Marcus ’82 offers first-hand accounts of Boston Marathon bombings and aftermath for Esquire

Blogging for Esquire about the bombings at the Boston Marathon, writer Jon Marcus ’82 offers two first-hand accounts: one of the chaotic scene at the finish line, the second about a “seemingly simple but symbolically poignant” grassroots group run through neighboring East Cambridge.

A Boston police officer shouts instructions on Boylston Street in Boston on April 15, 2013. Photograph by Bates photographer Mike Bradley, who was at the marathon earlier in the day and returned to cover the aftermath for a New York City media outlet.

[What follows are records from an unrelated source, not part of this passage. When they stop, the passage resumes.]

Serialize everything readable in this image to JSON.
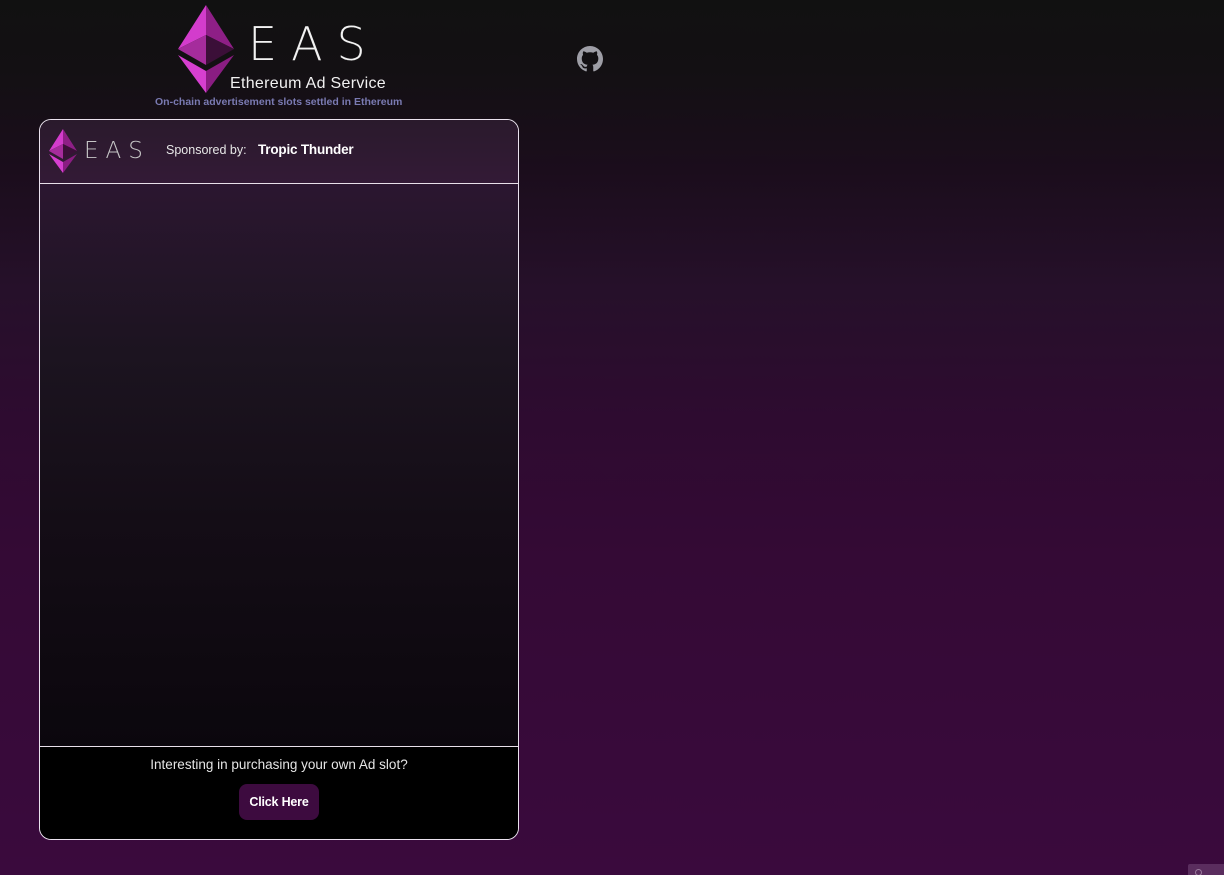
{
  "header": {
    "logo_letters": "EAS",
    "service_name": "Ethereum Ad Service",
    "tagline": "On-chain advertisement slots settled in Ethereum"
  },
  "icons": {
    "github": "github-icon",
    "ethereum": "ethereum-diamond-icon"
  },
  "ad": {
    "logo_letters": "EAS",
    "sponsored_label": "Sponsored by:",
    "sponsor_name": "Tropic Thunder",
    "footer_prompt": "Interesting in purchasing your own Ad slot?",
    "cta_label": "Click Here"
  },
  "colors": {
    "accent_magenta": "#c330b8",
    "button_bg": "#3d0b3f",
    "tagline": "#7a7ab2",
    "page_bottom": "#3a0a3d"
  }
}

A Boston police officer shouts instructions on Boylston Street in Boston on April 15, 2013. Photograph by Bates photographer Mike Bradley, who was at the marathon earlier in the day and returned to cover the aftermath for a New York City media outlet.

Marcus was reporting on the race when the bombs transformed Boylston Street just before 3 p.m. on April 15.

He describes the confusion but also the instant acts of help in the immediate aftermath of the blasts. Runners being treated for dehydration “ripped out their IVs and made space on the cots for the injured,” he writes.
Bags that were left unclaimed by marathoners are collected on Berkeley Street in Boston on April 15, 2013. Three people were killed by two explosions on Boylston Street near the finish line of the Boston Marathon, in which 27,000 people competed.

After the bombing, runners weren’t able to collect belongings that had been transported back to Boston from the race start in Hopkinton. By evening on April 15, thousands of yellow plastic bags with runners’ gear had been collected near the finish line, including this pile on Berkeley Street. Photograph by Mike Bradley/Bates College.

A veteran of the Boston Marathon himself, Marcus also reports on the group of nearly 300 runners who gathered in East Cambridge for a group run the next day. He writes:

“In a city still shell-shocked by the Boston Marathon bombings, and with just a few hours’ notice on social media and by word of mouth, some 270 runners answered the call put out by a local running club whose weekly get-togethers at the Courtside, a beloved dive bar, usually attract 30.”

“Boston won’t stop running.”

The group’s route that evening covered both sides of the Charles River and raised $3,000 for victim relief.

One of the organizers, P.J. Aspesi, tells Marcus that “we tried to figure out how we could come together afterward and help, and show everybody that Boston won’t stop running.”

In a similar account for Runner’s World Marcus quotes organizer Kristine Antczak: “Because you attack one race, you won’t stop us from doing what we love. Boston has a very scrappy spirit. It’s hell-bent and determined.”